Entender
o homem contemporâneo, seus desafios e sua forma de vida é um assunto que
desperta curiosidade. Todas as pessoas chegam a esse tema intuitivamente, mas
para cá nos trouxeram os grandes intelectuais da atualidade desde que Emmanuel
Kant estabeleceu os limites da interpretação metafísica do mundo, isto é,
aquela que vinha sendo utilizada desde os antigos gregos e Martin Heidegger em Ser e Tempo apertou os contornos da
razão transcendental inaugurada por Kant (STEIN, A caminho de uma fundamentação pós-metafísica, 1997, p. 105): “Postos
esses limites (da razão), não se pode mais responder a nenhuma dessas questões
a que correspondem as três perguntas nas obras de Kant: a) que posso saber – Crítica
da Razão Pura; b) que devo fazer? – Crítica da Razão Prática; e c) que me é
dado esperar?

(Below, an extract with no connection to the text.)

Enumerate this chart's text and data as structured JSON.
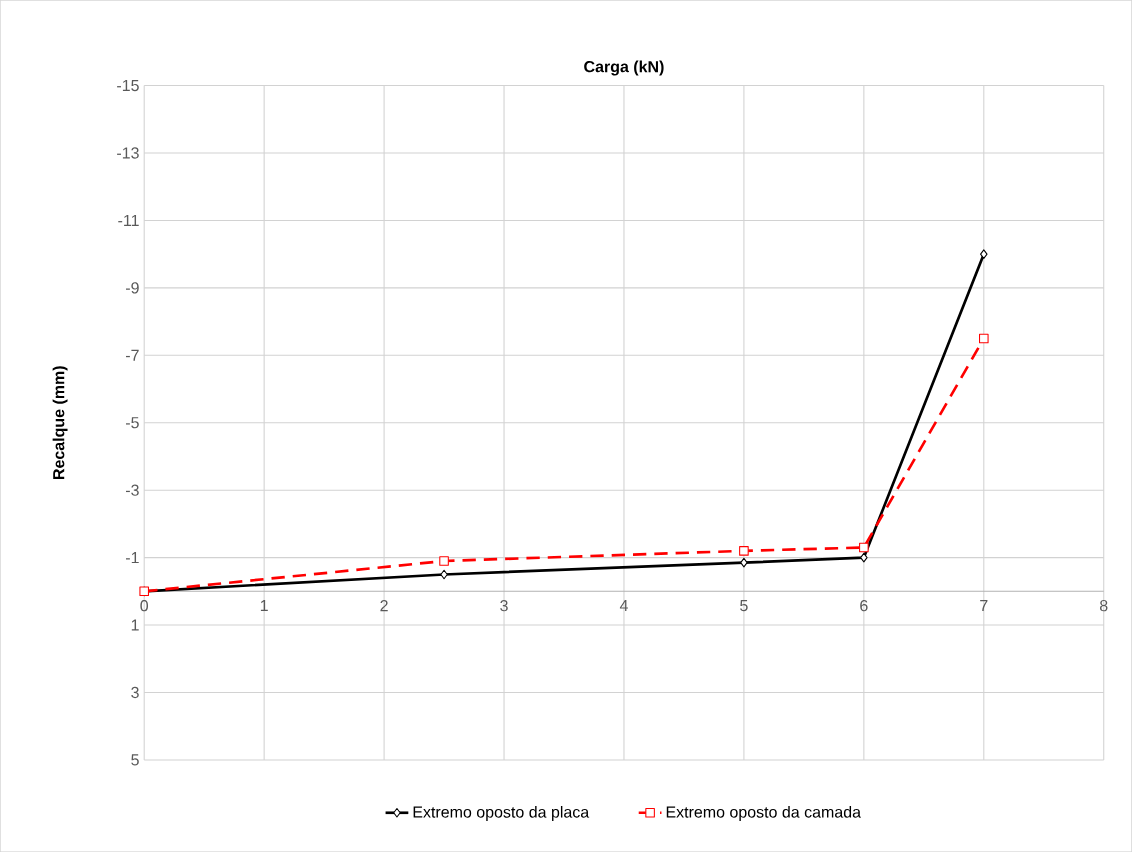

Kant colocou que a metafísica resolveria esses problemas se
conseguisse responder a pergunta que é o homem?”
Então,
na tentativa de encontrar resposta para: o que posso saber do mundo e como
confiar nesses conhecimentos, como devo agir e o que posso esperar com minha
vida e escolhas, os escritores, filósofos e cientistas tentaram explicar quem é
o homem.
Desse
debate participou o filósofo tcheco que viveu grande parte da vida no Brasil.

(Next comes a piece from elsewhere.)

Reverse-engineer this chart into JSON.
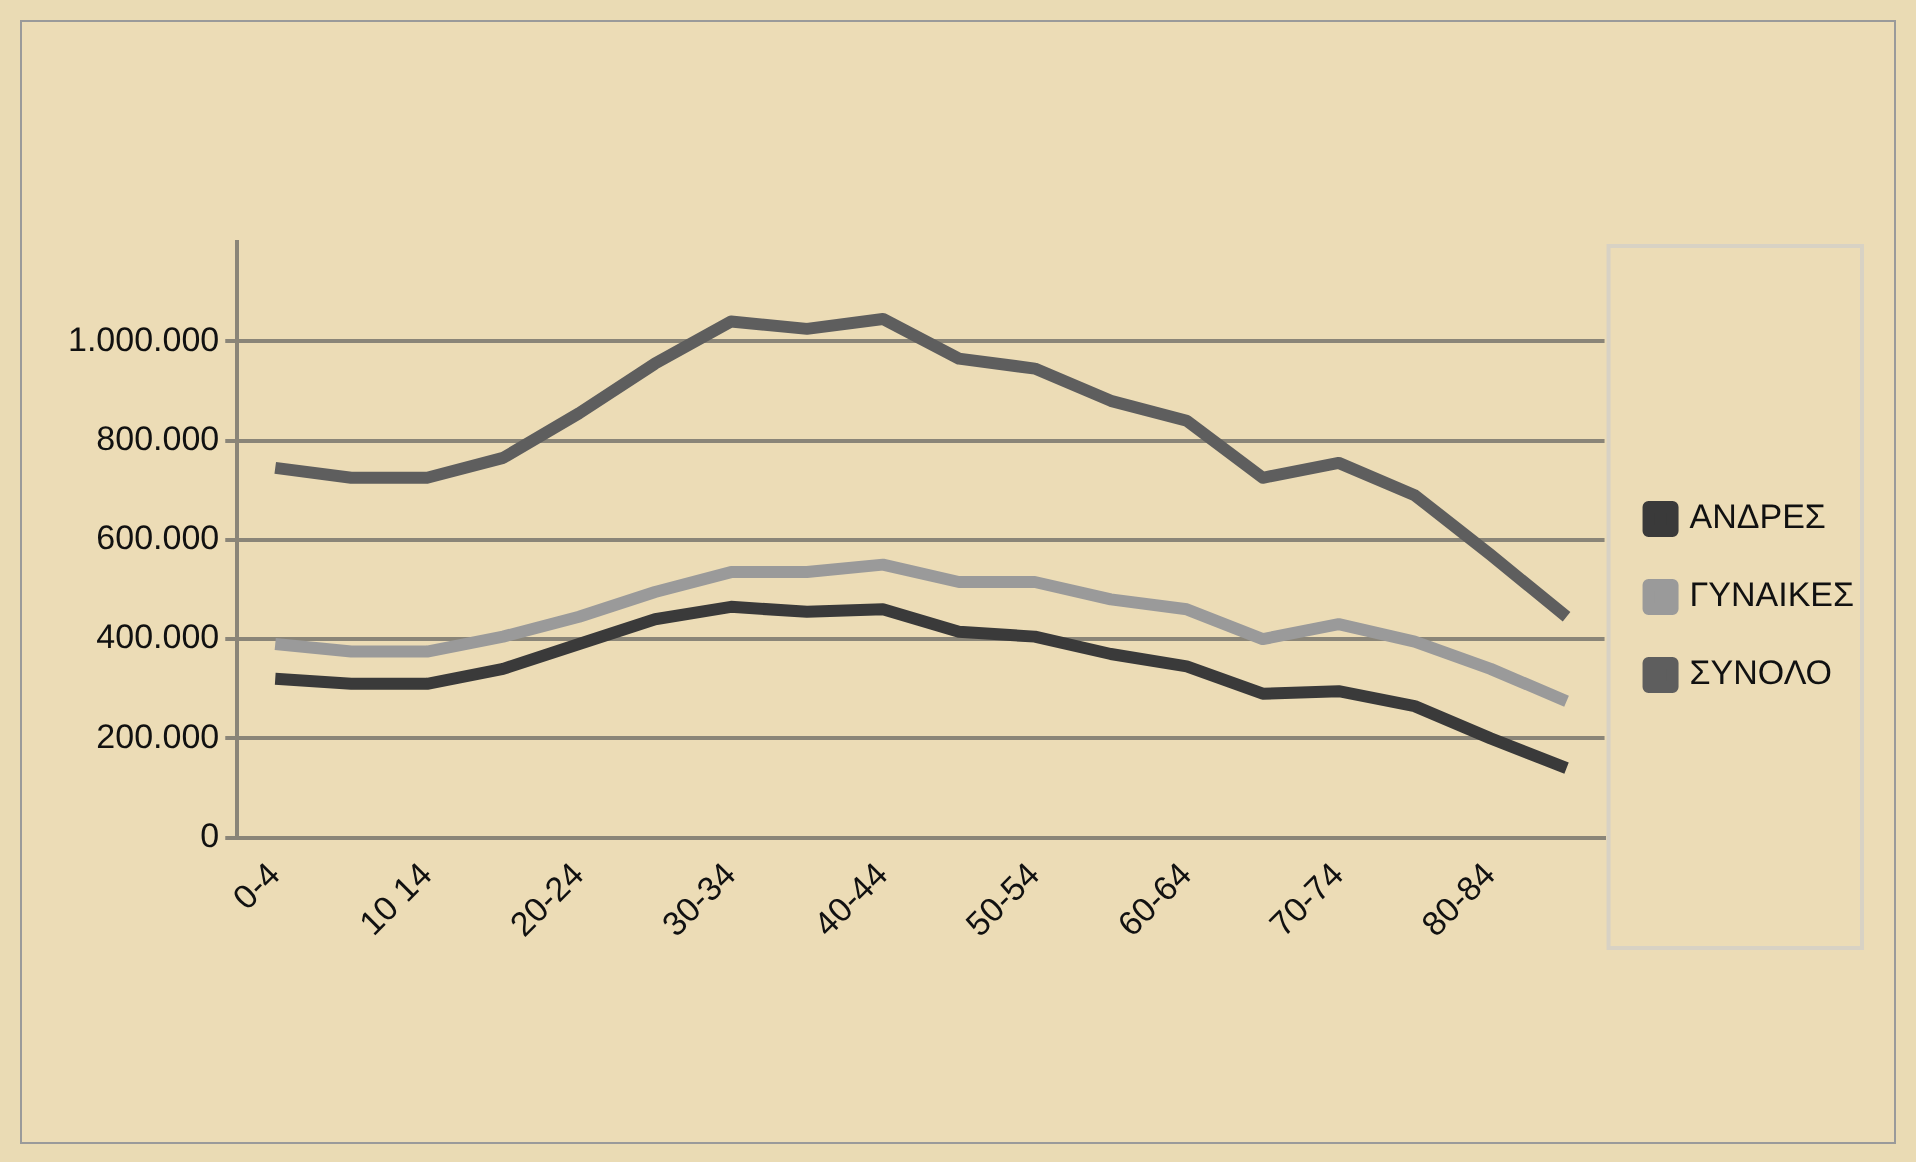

Para ele, o homem de hoje é um funcionário ou programador. O ponto de partida
de sua análise foi a crise contemporânea da cultura. Como quase todos os
intelectuais contemporâneos ele entendeu que vivemos numa sociedade em crise. Essa
crise se mostra num vazio que lembra os dias do barroco, quando (FLUSSER, 1983,
p. 9): “a vacuidade que ressoava nos seus passos (do homem barroco) era a do
vazio debaixo do palco.” Hoje em dia, entretanto, o vazio social é diferente,
não mais pode ser comparado ao do vazio do palco. Debaixo de nossos pés há
outro vazio que o do tablado do teatro. Para Flusser, o homem contemporâneo age
como um criminoso que quer apagar um crime. O maior de todos os crimes recentes
foi cometido no campo de Auschwitz. O campo de concentração é mais que um
fenômeno isolado, é um produto característico de nossa cultura (id., p. 11): “o
inaudito em Auschwitz não é o assassinato em massa, não é o crime. É a
reificação derradeira de pessoas em objetos uniformes, em cinza.” A razão é
que, por traz do campo de extermínio, a contemporaneidade colocou para
funcionar um aparelho capaz de transformar cada homem ou mulher num objeto,
retirando dele sua singular humanidade. Em outras palavras, é a transformação
das pessoas em objeto, um fenômeno social que se repete atualmente.
Assim
sendo, resta o desafio de superar o caminho torto da objetivação das pessoas
que aparece em outras organizações sociais contemporâneas que atuam como
caixas-pretas. Essas organizações funcionam segundo uma programação que
des-humanizam e que, a partir de certo momento, escapam (id., p. 14): “ao
controle dos seus programadores iniciais.” A crise surge porque (id., p. 15):
“perdemos a fé na nossa cultura, no chão que pisamos; isto é, perdemos a fé em
nós mesmos.” E o homem contemporâneo tornou-se um funcionário das organizações
contemporâneas. Isso nos leva ao tema da responsabilidade com o próprio destino
e o de todos, que parece longe do horizonte existencial do homem de hoje. Para
Flusser, isso se dá porque a irresponsabilidade é o que surge numa realidade
que transforma tudo em coisa.
O
essencial dessas considerações é a urgência do uso cuidadoso da razão, porque
somente seu cultivo crítico e a procura honesta da verdade são capazes de
superar a conversa fiada que marca os diálogos contemporâneos. Creio que pode
acrescentar ao que foi dito as Fake News,
que é ordinariamente a transformação da mentira em arma política e de
encobrimento ideológico e que funciona como uma nova forma de programa
oferecido a funcionários que a põem a circular.